No, pensó Reena, no fue nada impulsivo. Puesto que el envoltorio donde venía el pollo, que Reena había rescatado de la basura junto con el tiquet de compra del supermercado, indicaba que lo había comprado el sábado antes.
Lo que significa que estaba en el congelador y, por tanto, había tenido que sacarlo bastante antes para que se descongelara.
—Tiene una casa muy bonita.
—Gracias. Desde que la compramos hace dos años, la hemos estado arreglando.
—Yo acabo de comprarme una casa adosada. Me está pidiendo a gritos que la modernice, que la arregle un poco.

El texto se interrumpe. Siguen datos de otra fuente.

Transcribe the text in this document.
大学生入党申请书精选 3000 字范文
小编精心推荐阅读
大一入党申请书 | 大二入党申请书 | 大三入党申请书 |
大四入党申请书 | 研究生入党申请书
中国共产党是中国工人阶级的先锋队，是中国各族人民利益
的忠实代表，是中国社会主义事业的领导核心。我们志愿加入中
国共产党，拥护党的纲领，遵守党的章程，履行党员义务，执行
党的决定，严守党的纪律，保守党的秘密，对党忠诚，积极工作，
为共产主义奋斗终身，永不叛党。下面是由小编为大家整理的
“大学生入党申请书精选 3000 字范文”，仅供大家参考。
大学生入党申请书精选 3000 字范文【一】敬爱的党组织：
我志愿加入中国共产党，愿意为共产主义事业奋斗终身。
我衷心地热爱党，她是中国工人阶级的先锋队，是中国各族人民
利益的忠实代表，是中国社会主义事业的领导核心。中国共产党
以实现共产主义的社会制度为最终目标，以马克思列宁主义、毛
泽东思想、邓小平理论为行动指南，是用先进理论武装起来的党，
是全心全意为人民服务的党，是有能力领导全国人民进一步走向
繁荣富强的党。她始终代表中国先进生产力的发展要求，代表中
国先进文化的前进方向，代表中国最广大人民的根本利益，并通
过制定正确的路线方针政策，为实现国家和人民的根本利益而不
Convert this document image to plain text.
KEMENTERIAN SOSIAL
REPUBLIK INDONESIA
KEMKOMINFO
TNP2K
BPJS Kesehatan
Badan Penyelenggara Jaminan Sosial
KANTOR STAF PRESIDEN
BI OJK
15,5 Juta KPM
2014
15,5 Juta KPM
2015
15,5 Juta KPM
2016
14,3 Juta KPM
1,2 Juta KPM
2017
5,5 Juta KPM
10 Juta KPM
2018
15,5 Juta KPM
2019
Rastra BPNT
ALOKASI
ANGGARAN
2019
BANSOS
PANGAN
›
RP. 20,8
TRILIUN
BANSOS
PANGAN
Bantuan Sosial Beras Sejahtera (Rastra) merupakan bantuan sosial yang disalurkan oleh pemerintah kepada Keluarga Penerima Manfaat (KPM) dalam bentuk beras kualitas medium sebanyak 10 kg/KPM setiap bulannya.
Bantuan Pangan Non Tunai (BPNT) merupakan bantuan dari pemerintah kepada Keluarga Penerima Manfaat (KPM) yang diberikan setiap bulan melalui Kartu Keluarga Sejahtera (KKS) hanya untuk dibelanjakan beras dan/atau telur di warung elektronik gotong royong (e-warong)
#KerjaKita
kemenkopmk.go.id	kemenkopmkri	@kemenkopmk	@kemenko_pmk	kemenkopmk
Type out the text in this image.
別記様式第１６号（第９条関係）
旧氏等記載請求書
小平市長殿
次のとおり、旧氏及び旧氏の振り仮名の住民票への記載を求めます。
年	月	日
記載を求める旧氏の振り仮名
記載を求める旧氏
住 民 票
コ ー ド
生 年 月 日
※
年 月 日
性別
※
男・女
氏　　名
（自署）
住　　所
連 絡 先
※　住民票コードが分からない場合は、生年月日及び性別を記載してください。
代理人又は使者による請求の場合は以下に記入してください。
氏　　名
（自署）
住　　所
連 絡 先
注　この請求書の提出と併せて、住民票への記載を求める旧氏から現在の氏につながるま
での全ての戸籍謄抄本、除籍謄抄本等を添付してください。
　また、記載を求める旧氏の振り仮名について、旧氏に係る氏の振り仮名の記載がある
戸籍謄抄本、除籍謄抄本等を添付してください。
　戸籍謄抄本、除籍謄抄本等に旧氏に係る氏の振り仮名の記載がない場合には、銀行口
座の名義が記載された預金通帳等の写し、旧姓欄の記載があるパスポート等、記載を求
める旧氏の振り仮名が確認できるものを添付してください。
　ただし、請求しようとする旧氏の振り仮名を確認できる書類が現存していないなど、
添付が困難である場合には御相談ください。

Y para eso hace falta mucho tiempo y esfuerzo, por no hablar del dinero.
—Dígamelo a mí. —Sam levantó los ojos al techo—. Arreglas una cosa, y te encuentras con seis más. Como un dominó.
—Tiene toda la razón. Yo he empezado a mirar pinturas. Y me he dado cuenta de que cuando pinte, tendré que cambiar las cortinas, el suelo y seguramente empezar a cambiar los muebles Y cada vez tendré que tener a los trabajadores en casa, seguramente durante semanas.
—Se hace eterno —concedió Sam.
—Pero, ya que vas a vivir ahí, lo mejor es que lo pongas a tu gusto —y, al decirlo, miró a Sarah con una sonrisa.
—Bueno, es su casa. —Sarah frunció los labios, y evitó mirar a Keena a los ojos.
—No le tire de la lengua —dijo Sam riendo, y se inclinó para besar a su mujer en la mejilla.
—Supongo que tendré que pedir presupuesto, al menos para las cosas que no pueda hacer yo sola. —Reena hablaba con tono informal, sociable—. Las cañerías, el trabajo con madera. Me han dicho que normalmente la cocina es lo que sale más caro. ¿Qué presupuestos les han hecho a ustedes por la suya?
—Nos dieron uno hace un par de semanas. Veinticinco mil. —Sam meneó la cabeza—. Si quieres los armarios a medida y superficies de trabajo compactas, el precio puede doblarse. Es ridículo. —Agitó una mano—. No me tiren de la lengua a mí tampoco…
—Debe de ser muy duro que buena parte de la casa esté decorada a su gusto y tener una cocina vieja y anticuada, señora Greene. Como una llaga.
—Bueno, pues ahora habrá que arreglarla —terció Sam. Y rodeó a Sarah con el brazo—. El triunfo después de la tragedia. El seguro cubrirá la mayor parte. Pero no merece que Sarah se hiciera daño. —Con delicadeza, levantó una de las manos heridas de su mujer por la muñeca y le besó el vendaje—. Vamos, cariño, no ha sido tan grave. No llores. ¿Todavía te duele?
—Sarah, si no reclaman el dinero del seguro —dijo Reena con delicadeza— podemos olvidarnos de esto. Haremos la vista gorda. Pero no si reclama el dinero. Porque entonces estaríamos ante un fraude. Tendríamos un incendio provocado. Y eso es un delito.
—¿De qué están hablando? —La pregunta de Sam denotaba una cierta ira—. ¿Cómo que fraude? ¿Incendio provocado? ¿Es así como tratan a la gente cuando tiene problemas?
—Estamos tratando de facilitarles las cosas —le dijo O’Donnell—. A los dos. Tenemos razones para pensar que el fuego no empezó exactamente como nos ha contado, señora Greene. Si mete de por medio a la compañía de seguros, no podremos ayudarla.
—Quiero que se marchen. Mi esposa está herida. Y ustedes están ahí tratando de decir que lo ha hecho a propósito. Están locos.
—No quería hacerlo.
—Por supuesto que no, cariño.
—Solo quería una cocina nueva.
Reena sacó unos pañuelos de papel de su bolso y se los pasó.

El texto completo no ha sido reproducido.